Lehren aus dem radioaktiven Niederschlag
Die Bestimmung des biologischen Alters menschlicher Zellen ist
eine enorme
technische Herausforderung, weil die üblicherweise in
Tiermodellen verwendeten
Methoden nicht auf den Menschen übertragen werden können.
Die Gruppe von Dr. Bergmann hat sich auf die retrospektive
Radiokohlenstoff-Geburtsdatierung spezialisiert und verwendet
diese Technik zur
Bestimmung des biologischen Alters von menschlichem Gewebe.
Kohlenstoff ist ein
chemisches Element, das allgegenwärtig ist und das Rückgrat des
Lebens auf der
Erde bildet. Radiokohlenstoff ist eine der verschiedenen Arten
von Kohlenstoff
und kommt natürlich in der Atmosphäre vor. Pflanzen nehmen ihn
durch
Photosynthese auf, genau wie normalen Kohlenstoff, und geben ihn
an Tiere und
Menschen weiter. Radiokohlenstoff ist schwach radioaktiv und
instabil. Diese
Eigenschaften werden in der Archäologie verwendet, um das Alter
von Proben zu
bestimmen.
Die in den
1950er Jahren
durchgeführten oberirdischen Kernwaffentests brachten massive
Mengen an
Radiokohlenstoff in die Atmosphäre, in Pflanzen und in Tiere
ein. Infolgedessen
haben Zellen, die in dieser Zeit entstanden sind, höhere Mengen
an Radiokohlenstoff
in ihrer DNA.
Nach dem offiziellen Verbot oberirdischer Kernwaffentests im
Jahr 1963 begannen
die Mengen an atmosphärischem Radiokohlenstoff zu sinken und
damit auch an dem
Radiokohlenstoff, der in die tierische DNA eingebaut wurde. Die
Werte von atmosphärischem
und zellulärem Radiokohlenstoff stimmen sehr gut überein.

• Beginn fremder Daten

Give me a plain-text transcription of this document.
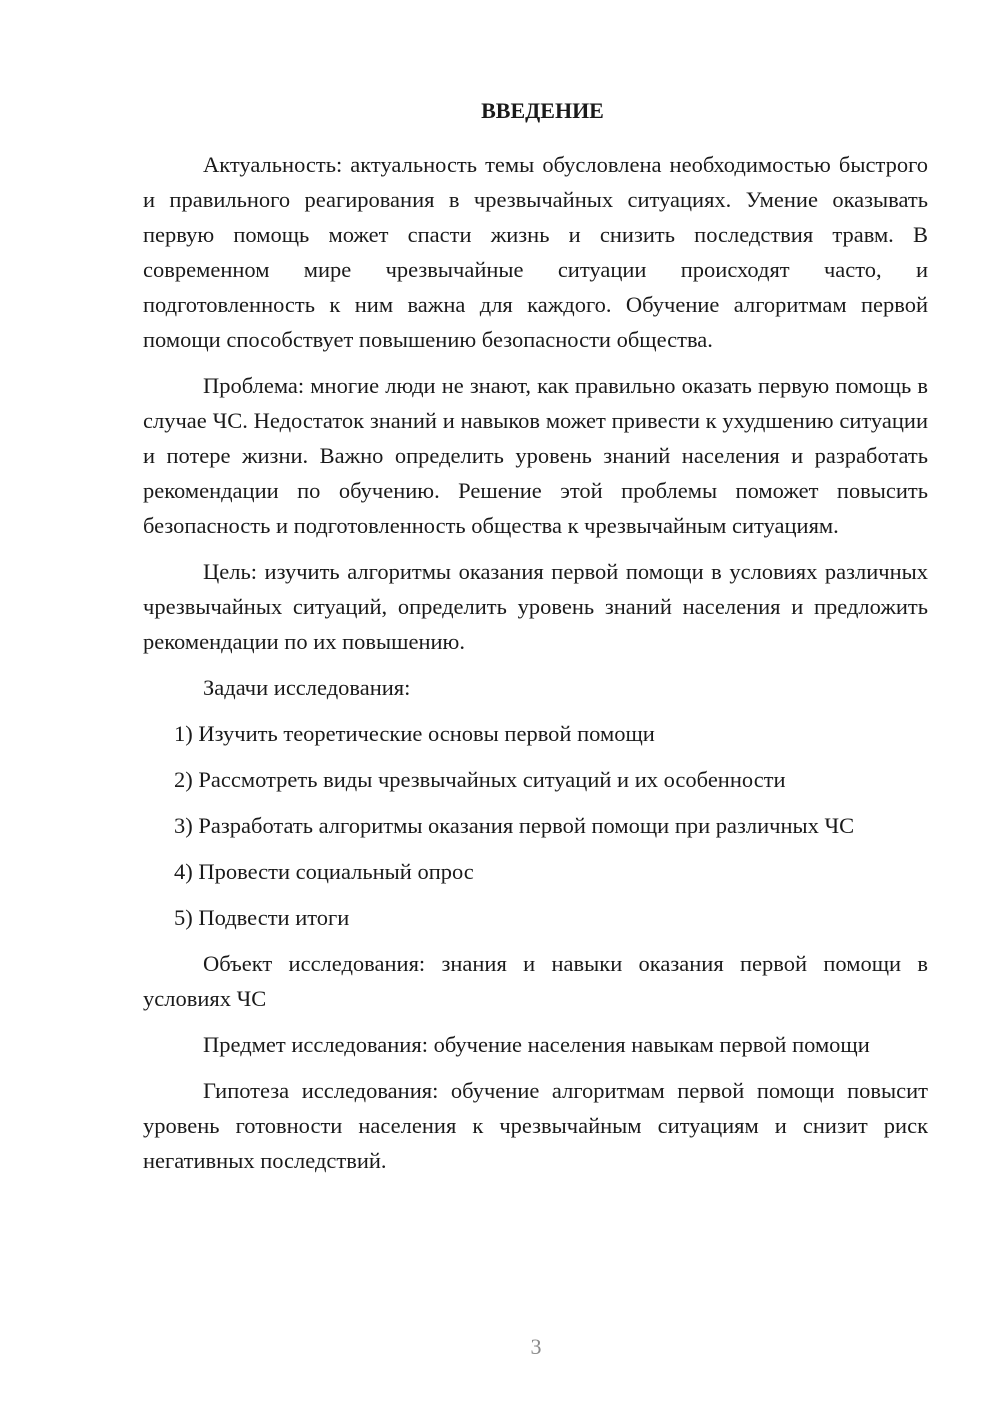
ВВЕДЕНИЕ

Актуальность: актуальность темы обусловлена необходимостью быстрого и правильного реагирования в чрезвычайных ситуациях. Умение оказывать первую помощь может спасти жизнь и снизить последствия травм. В современном мире чрезвычайные ситуации происходят часто, и подготовленность к ним важна для каждого. Обучение алгоритмам первой помощи способствует повышению безопасности общества.

Проблема: многие люди не знают, как правильно оказать первую помощь в случае ЧС. Недостаток знаний и навыков может привести к ухудшению ситуации и потере жизни. Важно определить уровень знаний населения и разработать рекомендации по обучению. Решение этой проблемы поможет повысить безопасность и подготовленность общества к чрезвычайным ситуациям.

Цель: изучить алгоритмы оказания первой помощи в условиях различных чрезвычайных ситуаций, определить уровень знаний населения и предложить рекомендации по их повышению.

Задачи исследования:

1) Изучить теоретические основы первой помощи

2) Рассмотреть виды чрезвычайных ситуаций и их особенности

3) Разработать алгоритмы оказания первой помощи при различных ЧС

4) Провести социальный опрос

5) Подвести итоги

Объект исследования: знания и навыки оказания первой помощи в условиях ЧС

Предмет исследования: обучение населения навыкам первой помощи

Гипотеза исследования: обучение алгоритмам первой помощи повысит уровень готовности населения к чрезвычайным ситуациям и снизит риск негативных последствий.

3
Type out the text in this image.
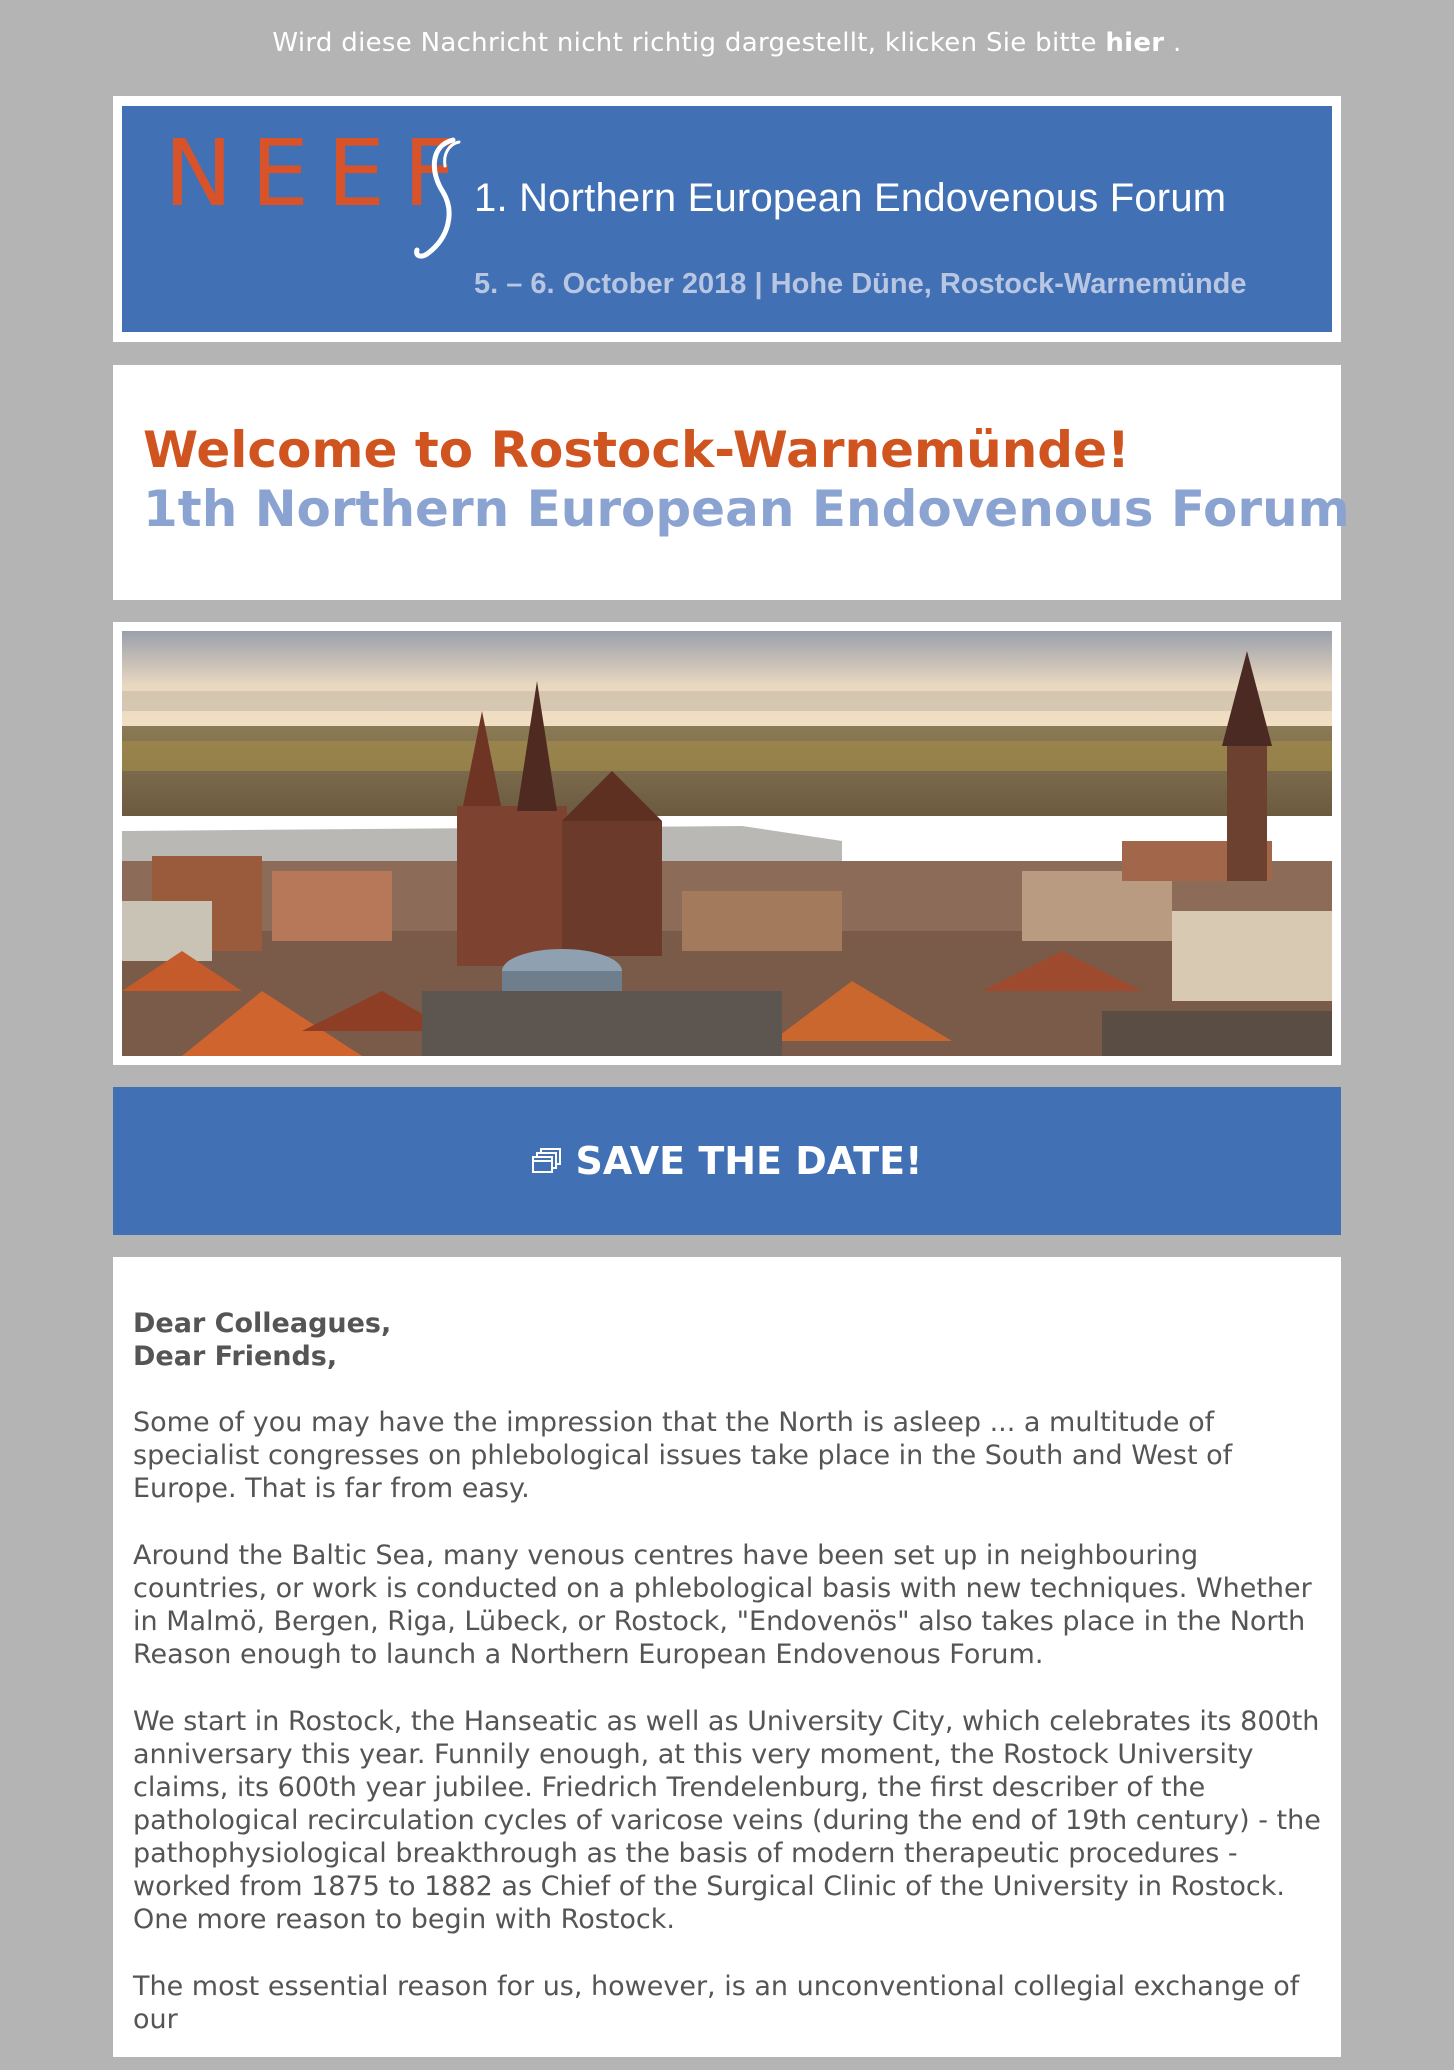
Wird diese Nachricht nicht richtig dargestellt, klicken Sie bitte hier .
NEEF 1. Northern European Endovenous Forum
5. – 6. October 2018 | Hohe Düne, Rostock-Warnemünde
Welcome to Rostock-Warnemünde!
1th Northern European Endovenous Forum
SAVE THE DATE!

Dear Colleagues,
Dear Friends,

Some of you may have the impression that the North is asleep ... a multitude of specialist congresses on phlebological issues take place in the South and West of Europe. That is far from easy.

Around the Baltic Sea, many venous centres have been set up in neighbouring countries, or work is conducted on a phlebological basis with new techniques. Whether in Malmö, Bergen, Riga, Lübeck, or Rostock, "Endovenös" also takes place in the North Reason enough to launch a Northern European Endovenous Forum.

We start in Rostock, the Hanseatic as well as University City, which celebrates its 800th anniversary this year. Funnily enough, at this very moment, the Rostock University claims, its 600th year jubilee. Friedrich Trendelenburg, the first describer of the pathological recirculation cycles of varicose veins (during the end of 19th century) - the pathophysiological breakthrough as the basis of modern therapeutic procedures - worked from 1875 to 1882 as Chief of the Surgical Clinic of the University in Rostock. One more reason to begin with Rostock.

The most essential reason for us, however, is an unconventional collegial exchange of our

„Auch wenn es sich um winzige Mengen handelt, die nicht
schädlich sind, können
wir sie in Gewebeproben nachweisen und messen. Durch den
Vergleich der Werte
mit dem atmosphärischen Radiokohlenstoff können wir rückwirkend
das Alter der
Zellen bestimmen", erklärt Dr. Bergmann.